Em
fim de domingo e na ribalta de mais uma semana que se abre diante do quotidiano
teatro da vida, ponho em cena o Amor com que nos embalámos nos três anteriores “dias
ímpares”. Oponho-lhe a sua antítese, a Morte, e faço caminhá-las as duas ‘personagens’,
uma ao encontro da outra, através da minúscula ponte de um hífen. E assim
componho o clássico bailado que fez caminho ao longo dos séculos: “Mors-Amor”. Junto-lhes o nosso
místico-poeta Antero de Quental, autor do belo e profundo soneto com o mesmo
título. O cenário ficaria órfão de sentido e chama se não aparecesse, a
iluminar todo o palco, o Grande Mestre da História, nado e criado na Palestina.
E
será assim o enredo:
O
protagonista nasce pelo Amor, cresce e frutifica pela Vida e, a seu tempo,
arruma as malas para o regresso, sem retorno, ao seu torrão natal. Pode simplificar-se
o argumento em duas velocidades: Uma, vigorosa e brilhante, a Luta pela Vida; a
Outra, dolorosa e intransponível, a Luta contra a Morte. E ambas são sinónimas.
O
protagonista somos nós, cada um de nós.
Desde
que o nosso mais primitivo antepassado pisou o solo terráqueo debateu-se entre
estes dois extremos: “Amor-Mors”, o
mesmo que dizer entre a espada e a parede, o Amor e a Morte, sendo que a espada
reluzente é sempre mais simpática que a parede opaca. Mas, inelutavelmente, a
parede está lá. Não caminha para nós. Por mais estranho que pareça, nós é que
caminhamos para ela. É a nossa condição inultrapassável.
Neste
confronto, remexem-se vagas revoltas, como entre Sila e Caribdes, para uns Cabo
das Tormentas, para outros Cabo da Boa Esperança, sendo certo que para quem ama
é sempre ‘non grata’ e repugnante a
garra adunca que nos corta a vida. Para muitos, é o pavor, o negrume, o
desespero incontrolado. E é justamente neste passo que entra a voz (antes ao
vivo, agora em ‘off’) do Nazareno na parábola deste domingo: “Conservai nas vossas mãos lâmpadas acesas.
Sede semelhantes àqueles homens que esperam o seu senhor para abrirdes o portão
quando ele chegar. Seja à meia-noite, seja pela manhã. Felizes serão esses
homens se se portarem como bons vigilantes” (Lc.12, 36 e sgs.).
Nada
mais se lhes pede, nada mais se lhes exige. Nem discursos, nem juras, nem
rezas, nem promessas, nem santos óleos.
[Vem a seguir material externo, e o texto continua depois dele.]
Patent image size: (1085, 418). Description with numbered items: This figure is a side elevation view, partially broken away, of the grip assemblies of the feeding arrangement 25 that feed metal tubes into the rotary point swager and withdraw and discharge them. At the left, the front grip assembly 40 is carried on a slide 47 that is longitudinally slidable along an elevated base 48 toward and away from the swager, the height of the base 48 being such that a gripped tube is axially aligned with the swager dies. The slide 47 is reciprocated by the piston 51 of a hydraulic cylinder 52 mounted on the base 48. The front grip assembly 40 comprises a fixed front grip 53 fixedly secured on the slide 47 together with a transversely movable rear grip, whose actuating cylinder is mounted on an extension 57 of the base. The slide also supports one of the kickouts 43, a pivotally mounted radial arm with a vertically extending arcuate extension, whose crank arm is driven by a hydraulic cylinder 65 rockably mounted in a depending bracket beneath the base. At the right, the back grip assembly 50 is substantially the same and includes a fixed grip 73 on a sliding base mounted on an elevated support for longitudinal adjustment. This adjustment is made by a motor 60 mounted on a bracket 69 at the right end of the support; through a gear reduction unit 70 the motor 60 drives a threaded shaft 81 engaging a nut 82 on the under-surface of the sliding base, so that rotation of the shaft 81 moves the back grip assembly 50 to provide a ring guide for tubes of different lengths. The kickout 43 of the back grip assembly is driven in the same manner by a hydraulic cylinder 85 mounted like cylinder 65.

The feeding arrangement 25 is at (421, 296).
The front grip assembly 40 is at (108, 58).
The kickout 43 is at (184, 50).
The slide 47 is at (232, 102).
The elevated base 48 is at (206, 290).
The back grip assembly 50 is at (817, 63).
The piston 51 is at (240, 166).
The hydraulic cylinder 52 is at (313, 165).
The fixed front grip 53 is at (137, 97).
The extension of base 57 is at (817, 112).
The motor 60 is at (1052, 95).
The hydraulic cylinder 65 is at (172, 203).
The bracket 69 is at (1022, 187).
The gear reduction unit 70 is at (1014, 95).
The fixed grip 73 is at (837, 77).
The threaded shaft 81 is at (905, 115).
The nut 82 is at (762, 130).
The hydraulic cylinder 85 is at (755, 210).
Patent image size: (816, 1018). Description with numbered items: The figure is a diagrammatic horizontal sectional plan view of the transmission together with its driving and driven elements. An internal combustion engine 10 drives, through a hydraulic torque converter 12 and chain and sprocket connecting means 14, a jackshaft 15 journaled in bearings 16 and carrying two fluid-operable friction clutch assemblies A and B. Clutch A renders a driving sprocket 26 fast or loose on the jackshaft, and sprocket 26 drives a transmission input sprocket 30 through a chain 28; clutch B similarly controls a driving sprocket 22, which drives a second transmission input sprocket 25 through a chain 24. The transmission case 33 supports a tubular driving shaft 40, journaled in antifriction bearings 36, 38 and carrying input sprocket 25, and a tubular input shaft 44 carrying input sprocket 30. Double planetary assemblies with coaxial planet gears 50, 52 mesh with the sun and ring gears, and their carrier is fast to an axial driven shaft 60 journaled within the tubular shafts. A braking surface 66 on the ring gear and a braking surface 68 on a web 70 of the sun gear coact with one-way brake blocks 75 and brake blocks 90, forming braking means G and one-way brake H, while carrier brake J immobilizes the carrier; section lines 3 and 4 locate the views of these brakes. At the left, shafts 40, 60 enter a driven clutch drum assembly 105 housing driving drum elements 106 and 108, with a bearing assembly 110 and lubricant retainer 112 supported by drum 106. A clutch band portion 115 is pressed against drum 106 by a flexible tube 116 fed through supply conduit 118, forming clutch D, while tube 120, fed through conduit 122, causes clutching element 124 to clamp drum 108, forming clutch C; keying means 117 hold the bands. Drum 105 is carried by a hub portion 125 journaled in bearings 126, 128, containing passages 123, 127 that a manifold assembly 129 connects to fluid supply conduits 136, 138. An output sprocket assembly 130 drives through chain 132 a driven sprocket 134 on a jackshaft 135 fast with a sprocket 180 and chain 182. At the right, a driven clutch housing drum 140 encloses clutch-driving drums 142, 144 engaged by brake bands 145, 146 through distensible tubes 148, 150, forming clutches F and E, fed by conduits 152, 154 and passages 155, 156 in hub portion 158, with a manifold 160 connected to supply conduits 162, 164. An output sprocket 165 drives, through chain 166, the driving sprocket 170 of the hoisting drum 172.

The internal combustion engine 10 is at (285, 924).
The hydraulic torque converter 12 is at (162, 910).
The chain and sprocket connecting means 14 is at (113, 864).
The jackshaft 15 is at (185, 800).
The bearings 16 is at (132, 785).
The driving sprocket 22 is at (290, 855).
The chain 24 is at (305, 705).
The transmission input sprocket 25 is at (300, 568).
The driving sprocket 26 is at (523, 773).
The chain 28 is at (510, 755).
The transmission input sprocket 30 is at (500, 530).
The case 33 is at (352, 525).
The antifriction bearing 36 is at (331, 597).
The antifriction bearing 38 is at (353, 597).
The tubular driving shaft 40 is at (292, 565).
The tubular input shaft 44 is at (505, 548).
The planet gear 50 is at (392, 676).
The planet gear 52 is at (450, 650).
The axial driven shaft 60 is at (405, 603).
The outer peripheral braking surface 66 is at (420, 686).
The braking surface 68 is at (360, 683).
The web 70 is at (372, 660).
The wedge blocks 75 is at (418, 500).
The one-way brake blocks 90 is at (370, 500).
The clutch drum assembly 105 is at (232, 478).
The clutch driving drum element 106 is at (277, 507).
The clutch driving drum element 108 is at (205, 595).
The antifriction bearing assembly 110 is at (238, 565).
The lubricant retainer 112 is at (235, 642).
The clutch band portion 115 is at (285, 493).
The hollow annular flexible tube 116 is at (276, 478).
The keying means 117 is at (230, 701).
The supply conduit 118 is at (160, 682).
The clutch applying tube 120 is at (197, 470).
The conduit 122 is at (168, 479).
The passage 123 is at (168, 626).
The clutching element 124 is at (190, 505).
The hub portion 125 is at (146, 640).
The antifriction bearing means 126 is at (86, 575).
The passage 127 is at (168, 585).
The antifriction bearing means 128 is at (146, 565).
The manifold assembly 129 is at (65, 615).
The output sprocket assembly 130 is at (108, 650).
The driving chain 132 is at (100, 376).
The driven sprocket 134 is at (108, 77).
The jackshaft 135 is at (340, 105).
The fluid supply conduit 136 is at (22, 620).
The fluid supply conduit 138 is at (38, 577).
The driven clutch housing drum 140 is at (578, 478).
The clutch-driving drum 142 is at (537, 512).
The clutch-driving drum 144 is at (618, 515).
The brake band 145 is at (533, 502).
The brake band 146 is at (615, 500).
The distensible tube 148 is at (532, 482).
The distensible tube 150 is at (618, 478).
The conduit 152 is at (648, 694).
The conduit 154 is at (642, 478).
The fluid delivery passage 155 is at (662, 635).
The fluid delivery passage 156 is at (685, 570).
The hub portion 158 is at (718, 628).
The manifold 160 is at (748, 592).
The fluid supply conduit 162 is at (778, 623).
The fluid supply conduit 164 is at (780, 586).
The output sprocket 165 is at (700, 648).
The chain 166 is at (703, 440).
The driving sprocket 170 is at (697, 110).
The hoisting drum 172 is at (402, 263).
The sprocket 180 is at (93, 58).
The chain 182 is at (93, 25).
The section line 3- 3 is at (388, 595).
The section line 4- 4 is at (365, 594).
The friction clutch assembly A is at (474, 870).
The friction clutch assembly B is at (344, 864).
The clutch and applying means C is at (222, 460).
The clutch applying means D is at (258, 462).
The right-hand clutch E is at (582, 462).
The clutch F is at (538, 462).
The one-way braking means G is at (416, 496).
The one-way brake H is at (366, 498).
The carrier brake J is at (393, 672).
Só isto: estarem vigilantes, ocuparem o seu posto de
sentinelas alerta! Em tradução
precisa e nos termos actuais, estar vigilante é ocupar o seu posto de trabalho,
o lugar de utilidade pública ou privada, seja no campo ou na cidade, em casa ou
na rua, no escritório ou na oficina, no trono ou no altar, na tarefa ou no
lazer. A lâmpada acesa é o amor que ilumina o recinto onde estamos e a alma/o
afecto com que desempenhamos o nosso
posto de vigilância e acção. Recordo o meu professor de matemática, Eduardo
Pereira, capitão reformado do exército, que morreu dentro da sala de aula,
diante de nós, vítima de síncope cardíaca. Contra o pavor que tomou conta de toda
a turma de adolescentes, alguém serenou os ânimos, exclamando: ”Foi uma morte
santa, morreu no seu posto de trabalho”. Dando luz ao mundo, sublinhamos.
No
final da peça existencial onde somos protagonistas, entra Antero de Quental,
declamando a visão do cavaleiro e do negro corcel, nos dois tercetos do soneto “Mors-Amor”:
Um cavaleiro de
expressão potente
Formidável mas plácido
no porte
Vestido de armadura
reluzente
Cavalga a estranha
fera, sem temor,
E o negro corcel diz: “Eu
sou a Morte”
Responde o cavaleiro:”Eu
sou o Amor”.
“O
Amor é mais forte que a Morte”!
11.Ago.19
Martins Júnior
Vale bem a pena meditarmos diante das duas figuras apontadas: Antero que muito admiro, Jesus Cristo a Quem muito amo.